Earlier this year Mark and I connected on Twitter and two weeks ago he interviewed me for a Podcast for his RTW Nation Series. His interview with me is the eighth he has done. In the interview I was able to explain some of the background to my ‘activism’ on Social Media, how I have applied hazard management principles learnt in my training as an occupational physician to risks from compensation systems, as well as explain the approach I take to managing cases referred by general practitioners, so-called ‘complex cases’ as outlined in my previous blog article ‘Towards Simplicity – Complex Case Management by Doctors’.

In addition, I had the opportunity to put out there some new concepts such as ‘Adverse Event Reporting’ by doctors in compensation systems and even answering the ‘magic wand’ question i.e. with a magic wand what would you change about the current system. You can be the judge of whether it is of value by listening to the podcast. Here is a link:

RTW Nation Podcast Episode 8 – Peter Sharman about Complex Case Management

What is different about Mark’s approach is that he is trying to make workers compensation subjects engaging and interesting. He has done multiple (100, I understand) video clips to answer commonly asked questions in his field.
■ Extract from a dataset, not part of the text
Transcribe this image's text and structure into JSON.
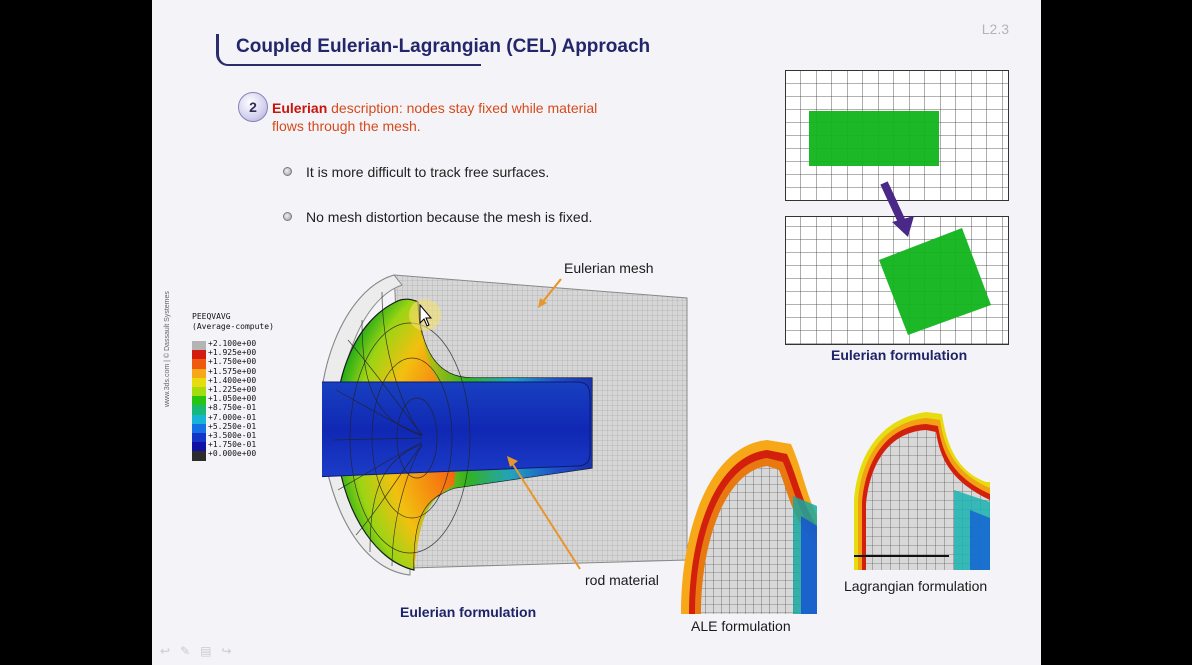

Social Media provides a powerful tool for engagement and discussion between practitioners and other stakeholders who are geographically separated and might not otherwise interact. New ideas can follow this interaction providing impetus for positive change, based on the evidence and experience in the real world.

Keep up the good work Mark.


About Tasworkdoc

As an occupational physician in private medical practice in Hobart, Tasmania - the southernmost state of Australia, I see workers referred by their general practitioners with various types of work-related injuries and diseases. These are mostly musculoskeletal injuries, both of traumatic and gradual onset as well as various associated psychological disorders. With interaction with patients for treatment and providing advice about rehabilitation, I have the opportunity, first-hand, to observe interactions between individual patients and compensation systems. I also conduct independent medical assessments, including impairment assessments for musculoskeletal injuries and asbestos-related disease compensation. This provides another perspective of workers within compensation systems.